Karanlık ve duyguya yoğunlaşmayı sağlayan atmosferde seslendirilen üçüncü parça Eston besteci Arvo Part'ın “Fratres” başlıklı eseriydi. Bestecinin kabul etmemesine rağmen, minimalist akımın özelliklerini taşıyan, ek olarak Part'ın “tintinnabuli” adını verdiği teknikle tekrarlanan temayı geliştirdiği parça da büyük beğeni kazandı.
Sanatçılar, “birer yudum su molası” verdikten sonra, resitalin normal ışık düzeninde Dimitri Şostakoviç'in Op. 40 Viyolonsel-Piyano Sonatı'nı sundular. Bestecinin, Stalin döneminde istenmeyen bazı yaklaşımları da özellikle ikinci ve dördüncü bölümlerinde çaktırmadan yedirdiği, alaycı bir neşe ile düşündürücü bir hüznü ustaca dengelediği eserini de Dizmen-Önal ikilisi ustaca seslendirerek defalarca sahneye çağrıldılar. Ama bu öyle kompakt bir programdı ki, üzerine bir bis parçası çalınması işin büyüsünü bozabilirdi. İki sanatçı da yoğun alkışa içtenlikli selamlarıyla karşılık vererek resitali tamamladılar.
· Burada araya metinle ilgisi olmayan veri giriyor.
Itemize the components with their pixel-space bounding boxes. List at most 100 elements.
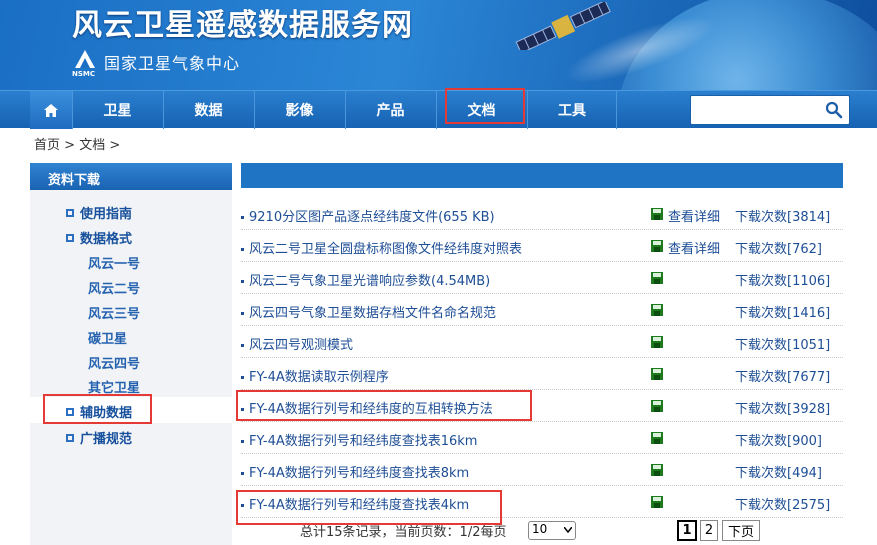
nav-documents[interactable]: 文档	[436, 91, 526, 129]
chevron-down-icon	[564, 527, 572, 533]
floppy-disk-icon[interactable]	[651, 208, 663, 220]
bullet-dot-icon	[241, 376, 244, 379]
view-detail-link[interactable]: 查看详细	[668, 206, 720, 225]
sidebar-item-data-format[interactable]: 数据格式	[66, 228, 132, 247]
logo-label: NSMC	[72, 70, 96, 78]
bullet-dot-icon	[241, 216, 244, 219]
sidebar-item-label: 广播规范	[80, 432, 133, 447]
document-title-link[interactable]: FY-4A数据行列号和经纬度的互相转换方法	[241, 398, 493, 417]
sidebar-sub-fy4[interactable]: 风云四号	[88, 353, 140, 372]
document-title-link[interactable]: 风云四号气象卫星数据存档文件名命名规范	[241, 302, 496, 321]
nav-tools[interactable]: 工具	[527, 91, 617, 129]
breadcrumb: 首页 > 文档 >	[34, 134, 120, 153]
document-title-link[interactable]: FY-4A数据读取示例程序	[241, 366, 389, 385]
nav-imagery[interactable]: 影像	[254, 91, 344, 129]
document-row: 风云二号卫星全圆盘标称图像文件经纬度对照表 查看详细 下载次数[762]	[241, 230, 843, 262]
sidebar-item-label: 辅助数据	[80, 406, 133, 421]
nav-products[interactable]: 产品	[345, 91, 435, 129]
bullet-dot-icon	[241, 408, 244, 411]
document-title-link[interactable]: 9210分区图产品逐点经纬度文件(655 KB)	[241, 206, 495, 225]
download-count: 下载次数[3814]	[735, 210, 831, 225]
bullet-dot-icon	[241, 280, 244, 283]
bullet-dot-icon	[241, 472, 244, 475]
site-banner: 风云卫星遥感数据服务网 NSMC 国家卫星气象中心	[0, 0, 877, 90]
nav-data[interactable]: 数据	[163, 91, 253, 129]
breadcrumb-separator: >	[105, 138, 121, 153]
download-count: 下载次数[1416]	[735, 306, 831, 321]
search-icon[interactable]	[825, 101, 843, 119]
floppy-disk-icon[interactable]	[651, 272, 663, 284]
bullet-dot-icon	[241, 312, 244, 315]
document-title-link[interactable]: FY-4A数据行列号和经纬度查找表4km	[241, 494, 469, 513]
document-title-text: FY-4A数据读取示例程序	[249, 370, 389, 385]
download-count: 下载次数[900]	[735, 434, 822, 449]
floppy-disk-icon[interactable]	[651, 368, 663, 380]
per-page-select[interactable]: 10	[528, 521, 576, 540]
document-title-link[interactable]: 风云二号气象卫星光谱响应参数(4.54MB)	[241, 270, 490, 289]
view-detail-link[interactable]: 查看详细	[668, 238, 720, 257]
document-title-link[interactable]: FY-4A数据行列号和经纬度查找表16km	[241, 430, 477, 449]
site-title: 风云卫星遥感数据服务网	[72, 8, 413, 43]
sidebar-sub-fy1[interactable]: 风云一号	[88, 253, 140, 272]
document-title-text: FY-4A数据行列号和经纬度的互相转换方法	[249, 402, 493, 417]
sidebar-sub-other[interactable]: 其它卫星	[88, 377, 140, 396]
floppy-disk-icon[interactable]	[651, 400, 663, 412]
document-row: FY-4A数据读取示例程序 下载次数[7677]	[241, 358, 843, 390]
bullet-square-icon	[66, 434, 74, 442]
sidebar-item-broadcast-spec[interactable]: 广播规范	[66, 428, 132, 447]
floppy-disk-icon[interactable]	[651, 336, 663, 348]
document-title-link[interactable]: FY-4A数据行列号和经纬度查找表8km	[241, 462, 469, 481]
document-title-link[interactable]: 风云四号观测模式	[241, 334, 353, 353]
breadcrumb-documents[interactable]: 文档	[79, 138, 105, 153]
bullet-square-icon	[66, 234, 74, 242]
download-count: 下载次数[494]	[735, 466, 822, 481]
floppy-disk-icon[interactable]	[651, 432, 663, 444]
pagination-summary: 总计15条记录，当前页数：1/2每页	[300, 525, 507, 540]
page-1-button[interactable]: 1	[677, 520, 697, 541]
download-count: 下载次数[3928]	[735, 402, 831, 417]
floppy-disk-icon[interactable]	[651, 496, 663, 508]
sidebar-sub-fy3[interactable]: 风云三号	[88, 303, 140, 322]
document-title-text: 风云四号气象卫星数据存档文件名命名规范	[249, 306, 497, 321]
main-nav: 卫星 数据 影像 产品 文档 工具	[0, 90, 877, 129]
document-title-text: 9210分区图产品逐点经纬度文件(655 KB)	[249, 210, 495, 225]
document-title-link[interactable]: 风云二号卫星全圆盘标称图像文件经纬度对照表	[241, 238, 522, 257]
floppy-disk-icon[interactable]	[651, 464, 663, 476]
sidebar-sub-carbon[interactable]: 碳卫星	[88, 328, 127, 347]
sidebar-sub-fy2[interactable]: 风云二号	[88, 278, 140, 297]
content-header-bar	[241, 163, 843, 188]
sidebar-item-auxiliary-data[interactable]: 辅助数据	[66, 402, 132, 421]
download-count: 下载次数[762]	[735, 242, 822, 257]
next-page-button[interactable]: 下页	[722, 520, 760, 541]
breadcrumb-separator: >	[60, 138, 80, 153]
sidebar-item-guide[interactable]: 使用指南	[66, 203, 132, 222]
document-row: FY-4A数据行列号和经纬度查找表4km 下载次数[2575]	[241, 486, 843, 518]
download-count: 下载次数[7677]	[735, 370, 831, 385]
floppy-disk-icon[interactable]	[651, 304, 663, 316]
document-row: 风云二号气象卫星光谱响应参数(4.54MB) 下载次数[1106]	[241, 262, 843, 294]
document-title-text: 风云二号气象卫星光谱响应参数(4.54MB)	[249, 274, 491, 289]
nav-home-button[interactable]	[30, 91, 72, 129]
bullet-dot-icon	[241, 440, 244, 443]
document-row: FY-4A数据行列号和经纬度查找表8km 下载次数[494]	[241, 454, 843, 486]
search-input[interactable]	[694, 97, 820, 123]
document-row: FY-4A数据行列号和经纬度查找表16km 下载次数[900]	[241, 422, 843, 454]
floppy-disk-icon[interactable]	[651, 240, 663, 252]
sidebar: 资料下载 使用指南 数据格式 风云一号 风云二号 风云三号 碳卫星 风云四号 其…	[30, 163, 232, 545]
document-title-text: 风云四号观测模式	[249, 338, 354, 353]
document-title-text: FY-4A数据行列号和经纬度查找表8km	[249, 466, 470, 481]
per-page-value: 10	[532, 522, 548, 536]
document-title-text: 风云二号卫星全圆盘标称图像文件经纬度对照表	[249, 242, 523, 257]
document-row: 风云四号气象卫星数据存档文件名命名规范 下载次数[1416]	[241, 294, 843, 326]
nav-satellite[interactable]: 卫星	[72, 91, 162, 129]
sidebar-title: 资料下载	[30, 163, 232, 190]
download-count: 下载次数[2575]	[735, 498, 831, 513]
page-2-button[interactable]: 2	[700, 520, 718, 541]
breadcrumb-home[interactable]: 首页	[34, 138, 60, 153]
download-count: 下载次数[1106]	[735, 274, 831, 289]
sidebar-item-label: 数据格式	[80, 232, 133, 247]
bullet-dot-icon	[241, 504, 244, 507]
search-box	[690, 95, 850, 125]
bullet-dot-icon	[241, 344, 244, 347]
home-icon	[44, 103, 58, 117]
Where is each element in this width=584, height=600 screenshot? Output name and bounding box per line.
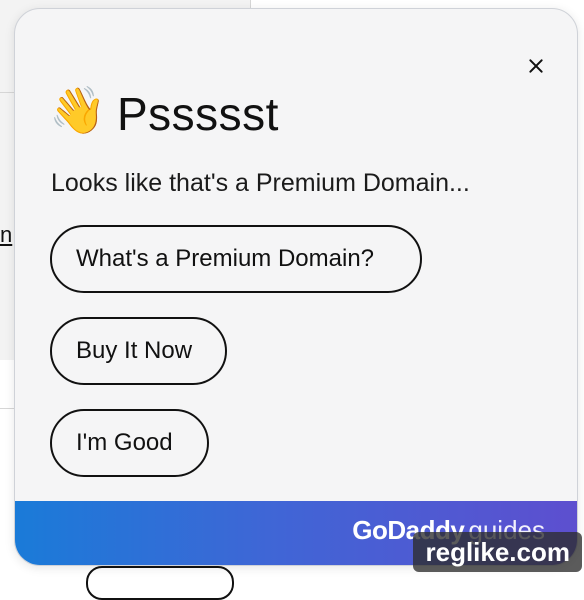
- background-link[interactable]: n: [0, 222, 12, 248]
- buy-it-now-button[interactable]: Buy It Now: [50, 317, 227, 385]
- waving-hand-icon: 👋: [49, 87, 103, 141]
- widget-heading: 👋 Pssssst: [49, 87, 279, 141]
- guides-chat-widget: 👋 Pssssst Looks like that's a Premium Do…: [14, 8, 578, 566]
- watermark: reglike.com: [413, 532, 582, 572]
- widget-message: Looks like that's a Premium Domain...: [51, 169, 470, 198]
- widget-title: Pssssst: [117, 87, 279, 141]
- im-good-button[interactable]: I'm Good: [50, 409, 209, 477]
- whats-premium-domain-button[interactable]: What's a Premium Domain?: [50, 225, 422, 293]
- close-icon[interactable]: [525, 55, 547, 77]
- background-button[interactable]: [86, 566, 234, 600]
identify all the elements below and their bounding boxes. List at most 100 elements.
Oda müziği alanında etkinlikleriyle başarılı konserlere imza atmış her iki sanatçı da Ankara Üniversitesi Devlet Konservatuvarı'nda öğretim üyesi. Şansızlıkları, müdür viyola sanatçısı Çetin Aydar'la önceki rektör döneminde işe başlayıp, konservatuvarı hızla geliştirmiş olmaları. Bu nedenle sürekli cezalandırıldilar ve açtıkları tüm iptal davalarını da kazandılar! Ama, bu süreçte Ankara dışında konsere gitmeleri engellendi, olur olmaz nedenlerle taciz edildiler. Konser sonrası baktım, iki tanımadığım insanla anı fotoğrafı çektiriyorlar!
Meraklandım, kim bu önemli kişiler diye sordum. Yanıt manidardı: “Siz tanımazsınız, Emre ve Evren Beyler. Avukatlarımız!”
Çekilen kareye hoş bir de isim koymuşlar: “ Avukatlar ve müvekkilleri!”
Sanatçıları haksız ve kasıtlı soruşturma, ceza ve tacizlerle“müvekkil” duruma düşürenlere ne demeli?